Le comportement de Romain Grosjean, responsable du carambolage du premier tour, suscite de nombreuses critiques dans la presse et sur les réseaux sociaux. « J'ai essayé de faire l'extérieur à Magnussen, qui a alors légèrement perdu le contrôle de sa voiture en entrée de courbe », raconte le Genevois. «  Je me suis soudain fait déventer et là c'était fini. J'ai cru un instant pouvoir récupérer la voiture, c'est pour ça que je suis resté à fond sur les gaz. Mais que je freine ou que j'accélère, c'était fini. » Cette idée de traverser la piste à fond, alors que la moitié du peloton n'était pas passée, paraît saugrenue.
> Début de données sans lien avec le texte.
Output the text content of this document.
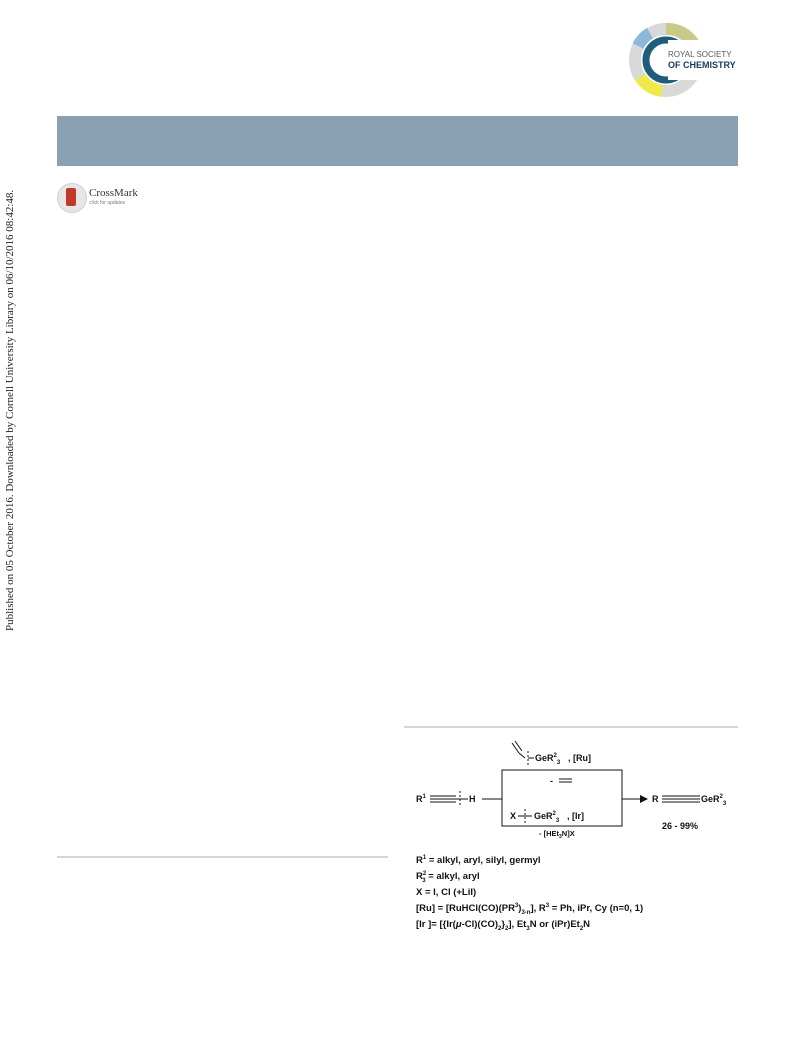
ROYAL SOCIETY

OF CHEMISTRY
CrossMark
click for updates
Published on 05 October 2016. Downloaded by Cornell University Library on 06/10/2016 08:42:48.
GeR$^2_3$ , [Ru]
-
$R^1$	H
X GeR$^2_3$ , [Ir]
- [HEt$_3$N]X
R	GeR$^2_3$
26 - 99%
$R^1$ = alkyl, aryl, silyl, germyl
$R^2_3$ = alkyl, aryl
X = I, Cl (+LiI)
$[Ru] = [RuHCl(CO)(PR^3)_{3-n}]$, $R^3 = Ph$, iPr, Cy (n=0, 1)
[Ir ]= $[\{Ir(\mu-Cl)(CO)_2\}_2]$, $Et_3N$ or $(iPr)Et_2N$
Les commissaires sportifs, peu convaincus par cette argumentation, infligent au « cinglé du premier tour » (Mark Webber dixit) une pénalité de trois places sur la grille du prochain Grand Prix à Monaco.

 

Hamilton (95 points) conforte sa première place au championnat du monde et précède Vettel (78 pts), Bottas (58 pts) et Räikkönen (48 pts). Par ce doublé, Mercedes-AMG (153 pts) reprend le commandement chez les constructeurs à Ferrari (126 pts). Pilotes et écuries demeurent à Barcelone puisqu'ils sont conviés à deux jours d'essais, les 15 et 16 mai, sur ce même circuit de Montmeló.